I'll probably find out soon enough, but I'm curious...

Nurses General Nursing

Published

Specializes in ICU.

Please excuse my ignorance, as I am just starting on this journey into nursing and the healthcare field in general. I have done some volunteer work on nursing floors, but never been exposed to touchy situations. But I'm curious, is some sort of sensitivity training part of a standard nursing curriculum? Practical application: nurse - patient/patient family etiquette when prognosis is bleak. Do nurses have an expectation or responsibility to handle any part of that communication? Are they expected to duck out the back or keep quiet when things get hairy? Will I receive any specific training as to how to deal with the fallout when emotions are running high? I apologize if this sounds ridiculous. Don't really know quite how to put it...

Specializes in Med/Surg, Ortho, ASC.

"Are they expected to duck out the back or keep quiet when things get hairy?"

Quite the opposite. Think of it this way....your job will be not only to care for your patient's physical needs, but also emotional needs and to be a strong patient advocate. Far from "ducking out" when things get hairy, the nurse has an essential place in dealing with family members, helping them understand the big picture, and how best to care for their loved one.

You will learn as you go in nursing school. Yes, there will likely be a few classes or class discussions that will touch on the volatile emotional issues, but more than that, you will start to form your own opinion as to how you will best help your patients and their families when "those" times happen. Starting with clinicals, you will get a feel as to the role of nursing in times of patient crisis.

Recent personal example: a relative of my husband's was in ICU with an extremely poor prognosis. She was also a full code. However, the family members were distinctly non-medical and I was certain that they didn't recognize what they were seeing. I wanted to stay in the background, since it wasn't really my relative, but I did have a word with the primary nurse, asking her if she had spoken with any family members regarding a potential DNR. Her response was immediate - she was just waiting for one of us to initiate the conversation and since I did, she immediately started educating the family on the realities of the situation.

That was her choice - to wait until asked. Other nurses might have initiated the conversation on their own. Either way works and it is up to the individual nurse to find his/her own way to deal with these situations.

But don't worry - after your education and experiences in nursing school, you will likely feel much less anxiety about these issues.

Specializes in open heart, nephrology.

That's actually a great question, and as mentioned before, tactful, direct, assertive communication will become an important element in your success as an RN. Remember that patients and their families need you to support them while keeping it real. While I was in nursing school, questions regarding caring and ethical practice were part of each test. I was taught how to approach physicians when I had patient concerns. I was taught what to say and what not to say to patients and families. It gave me a good foundation.

Eventually you will feel confident in the role of being the person the patients and families turn to when things get hairy. Also, never hesitate to consult chaplain services with the patient/families' permission. Even if people aren't particularly religious, it is nice to have some support from a person who isn't throwing medical terminology at them!

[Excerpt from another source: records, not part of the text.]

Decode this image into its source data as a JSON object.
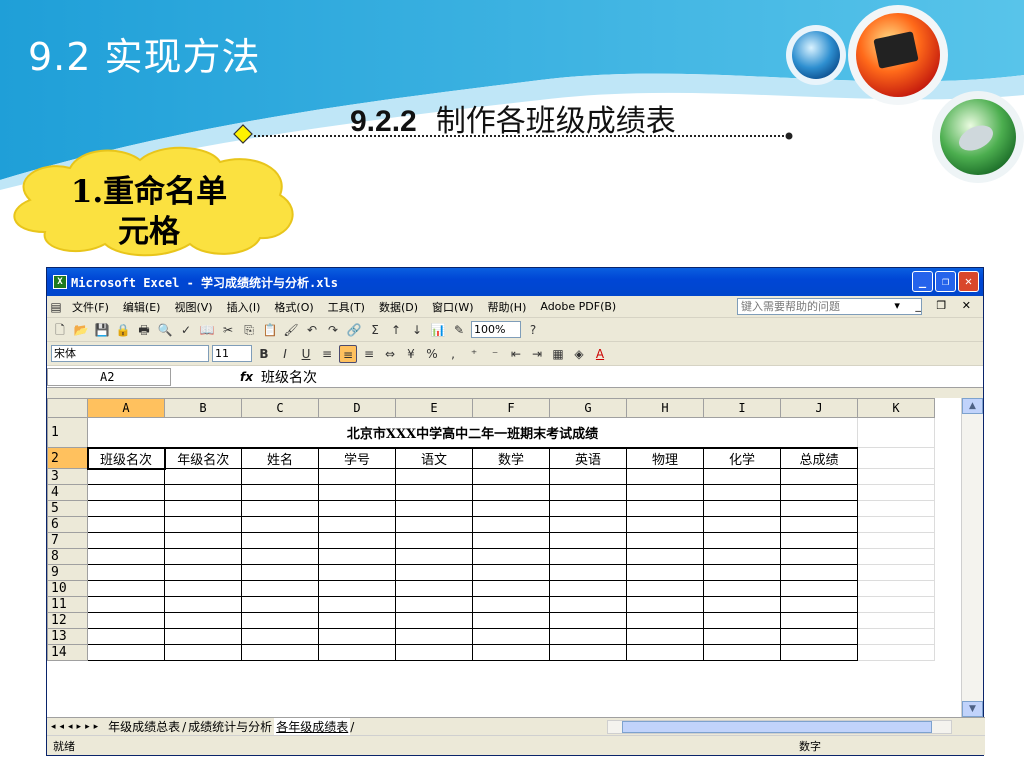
{
  "slide": {
    "section_title": "9.2  实现方法",
    "subsection_number": "9.2.2",
    "subsection_title": "制作各班级成绩表",
    "cloud_label_line1": "1.重命名单",
    "cloud_label_line2": "元格"
  },
  "excel": {
    "window_title": "Microsoft Excel - 学习成绩统计与分析.xls",
    "menu": [
      "文件(F)",
      "编辑(E)",
      "视图(V)",
      "插入(I)",
      "格式(O)",
      "工具(T)",
      "数据(D)",
      "窗口(W)",
      "帮助(H)",
      "Adobe PDF(B)"
    ],
    "help_placeholder": "键入需要帮助的问题",
    "zoom": "100%",
    "font_name": "宋体",
    "font_size": "11",
    "name_box": "A2",
    "formula_value": "班级名次",
    "columns": [
      "A",
      "B",
      "C",
      "D",
      "E",
      "F",
      "G",
      "H",
      "I",
      "J",
      "K"
    ],
    "rows": [
      "1",
      "2",
      "3",
      "4",
      "5",
      "6",
      "7",
      "8",
      "9",
      "10",
      "11",
      "12",
      "13",
      "14"
    ],
    "sheet_title": "北京市XXX中学高中二年一班期末考试成绩",
    "headers": [
      "班级名次",
      "年级名次",
      "姓名",
      "学号",
      "语文",
      "数学",
      "英语",
      "物理",
      "化学",
      "总成绩"
    ],
    "sheet_tabs": [
      "年级成绩总表",
      "成绩统计与分析",
      "各年级成绩表"
    ],
    "status_left": "就绪",
    "status_num": "数字",
    "colors": {
      "title_blue": "#0046d5",
      "header_active": "#ffc15e",
      "slide_blue": "#1aa0dc"
    }
  }
}
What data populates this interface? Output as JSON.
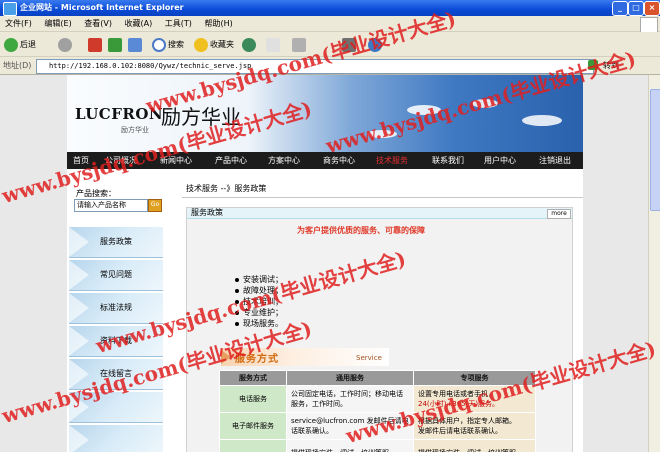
{
  "window": {
    "title": "企业网站 - Microsoft Internet Explorer"
  },
  "menubar": [
    "文件(F)",
    "编辑(E)",
    "查看(V)",
    "收藏(A)",
    "工具(T)",
    "帮助(H)"
  ],
  "toolbar": {
    "back": "后退",
    "search": "搜索",
    "favorites": "收藏夹"
  },
  "address": {
    "label": "地址(D)",
    "url": "http://192.168.0.102:8080/Qywz/technic_serve.jsp",
    "go": "转到"
  },
  "site": {
    "logo_en": "LUCFRON",
    "logo_cn": "励方华业",
    "logo_sub": "励方华业",
    "nav": [
      "首页",
      "公司概况",
      "新闻中心",
      "产品中心",
      "方案中心",
      "商务中心",
      "技术服务",
      "联系我们",
      "用户中心",
      "注销退出"
    ],
    "search_label": "产品搜索：",
    "search_placeholder": "请输入产品名称",
    "search_go": "Go",
    "sidebar": [
      "服务政策",
      "常见问题",
      "标准法规",
      "资料下载",
      "在线留言"
    ],
    "breadcrumb": "技术服务 --》服务政策",
    "panel_title": "服务政策",
    "more": "more",
    "slogan": "为客户提供优质的服务、可靠的保障",
    "services": [
      "安装调试；",
      "故障处理；",
      "技术培训；",
      "专业维护；",
      "现场服务。"
    ],
    "svc_banner_cn": "服务方式",
    "svc_banner_en": "Service",
    "table": {
      "headers": [
        "服务方式",
        "通用服务",
        "专项服务"
      ],
      "rows": [
        {
          "method": "电话服务",
          "general": "公司固定电话，工作时间；移动电话服务，工作时间。",
          "special_a": "设置专用电话或者手机，",
          "special_b": "24(小时)+365(天)服务。"
        },
        {
          "method": "电子邮件服务",
          "general": "service@lucfron.com 发邮件后请电话联系确认。",
          "special_a": "根据具体用户，指定专人邮箱。",
          "special_b": "发邮件后请电话联系确认。"
        },
        {
          "method": "",
          "general": "提供现场安装、调试、培训等服",
          "special_a": "提供现场安装、调试、培训等服",
          "special_b": ""
        }
      ]
    }
  },
  "watermark": "www.bysjdq.com(毕业设计大全)"
}
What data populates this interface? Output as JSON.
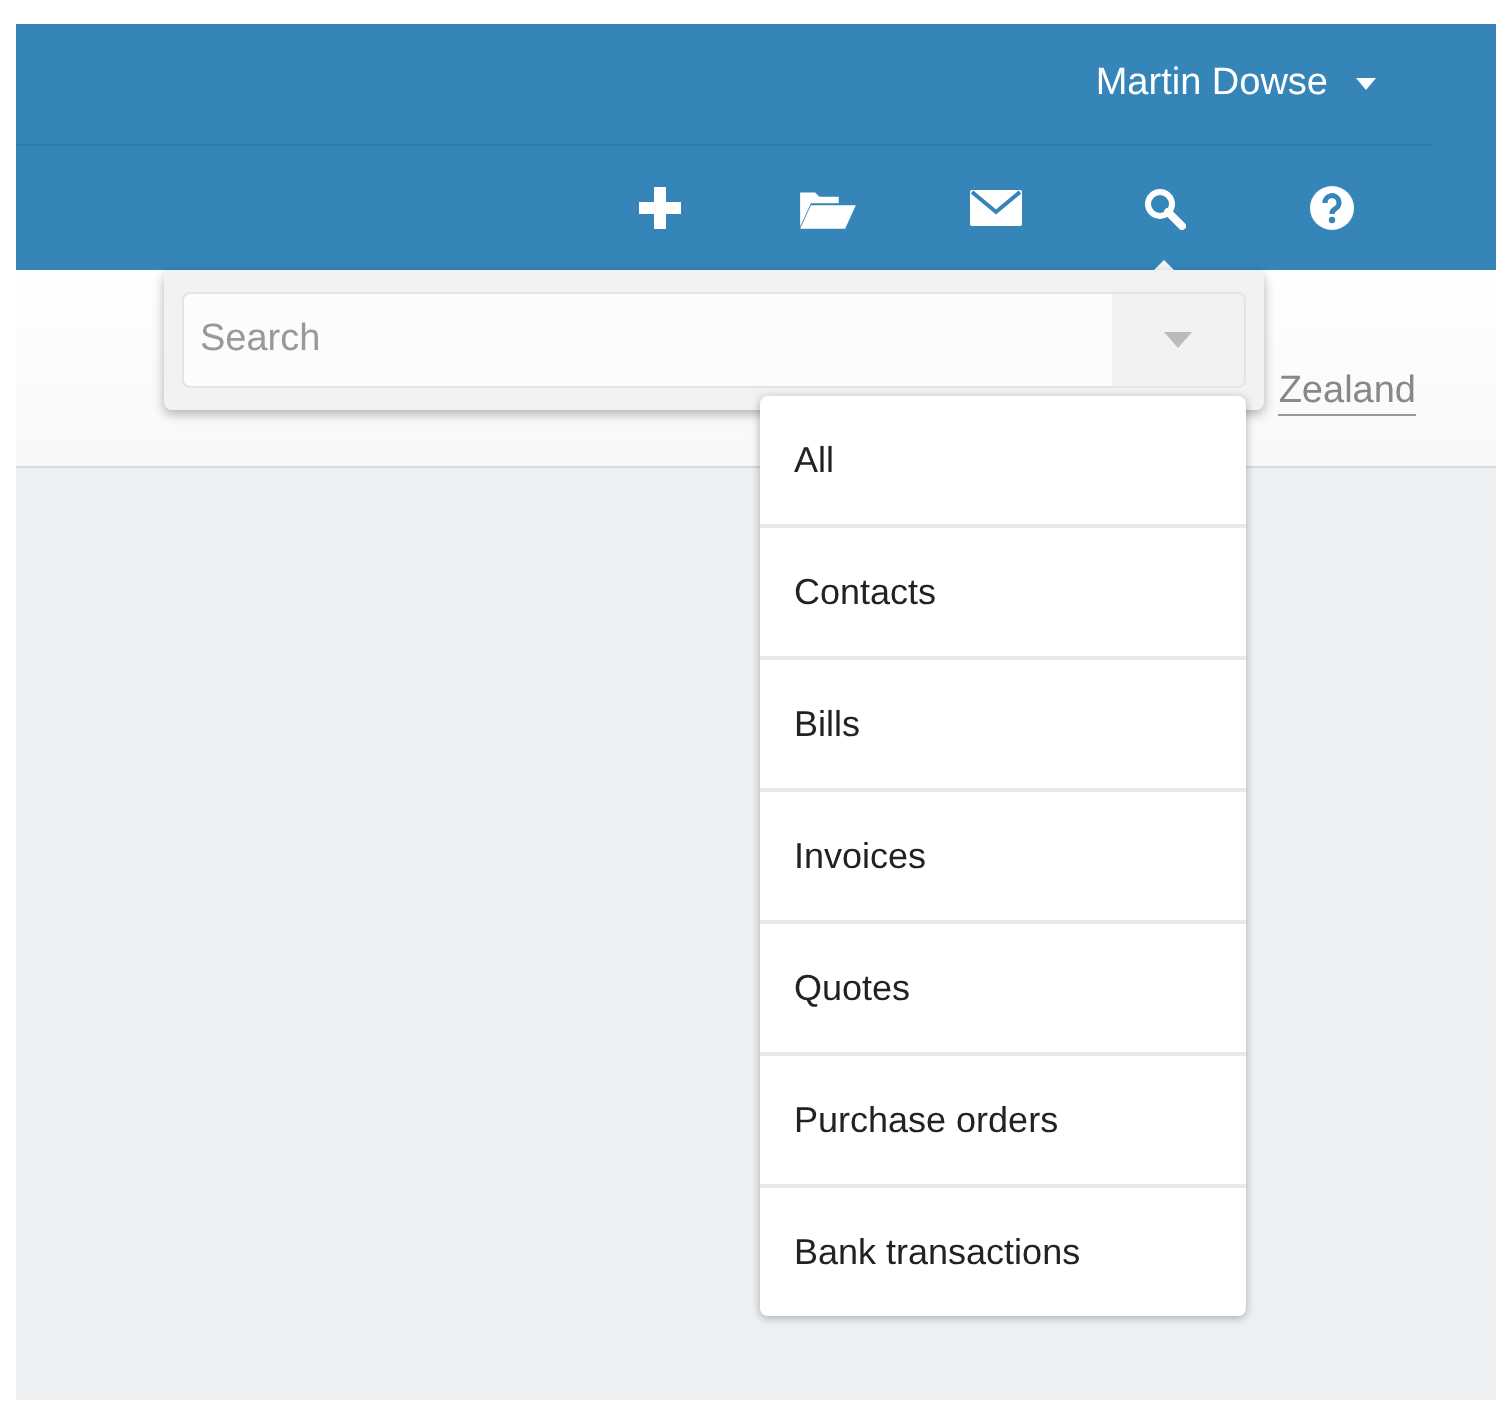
{
  "header": {
    "user_name": "Martin Dowse"
  },
  "toolbar": [
    {
      "kind": "add"
    },
    {
      "kind": "folder"
    },
    {
      "kind": "mail"
    },
    {
      "kind": "search",
      "selected": true
    },
    {
      "kind": "help"
    }
  ],
  "page": {
    "link_text": "Zealand"
  },
  "search": {
    "placeholder": "Search"
  },
  "search_scope_menu": {
    "items": [
      {
        "label": "All"
      },
      {
        "label": "Contacts"
      },
      {
        "label": "Bills"
      },
      {
        "label": "Invoices"
      },
      {
        "label": "Quotes"
      },
      {
        "label": "Purchase orders"
      },
      {
        "label": "Bank transactions"
      }
    ]
  }
}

Specializes in Home Health.

You will be taught therapeutic communication in nursing school. This will help you understand how to speak to people during terrible times in their lives. Also remember that saying something to people during difficult times isn't always necessary. Sometime the best practice is just to let them talk. Like others have mentioned, you primary job will be to support the pt/family during this time and help them understand what is going on.

Specializes in Peds general and ICU/Comm. Disease RN.

i agree with previous posts. being a bedside rn during end of life or other tough times is such a big responsibility. you are not only supporting the patient and being their advocate, but you are supporting the family, friends and loved ones of the patient. just the act of "being there" is so critical, listening more than talking, and of course being respectful of their views and wishes. somehow you will find the right words to say during those times. never be afraid to call a md if you feel the patient is in pain or discomfort. it is important to stay strong and not "fall apart" but i know from experience that patients and their families also appreciate it when you are "human" and show emotions when appropriate.

Specializes in Hospital Education Coordinator.

therapeutic communication is generally part of the nursing curriculum. Most of us were taught that once the patient expires your new "patient" is the family, in some sense. So you advocate for them to get whatever help they need (phone, tissues, chaplain---).

As for bad news, therapeutic communication helps here as well. You will learn there are many ways to express caring. Words are not the only way.

Thank you for asking this. I have appreciated reading what the experienced nurses have replied. As I am just starting too, this "was" a concern of mine too.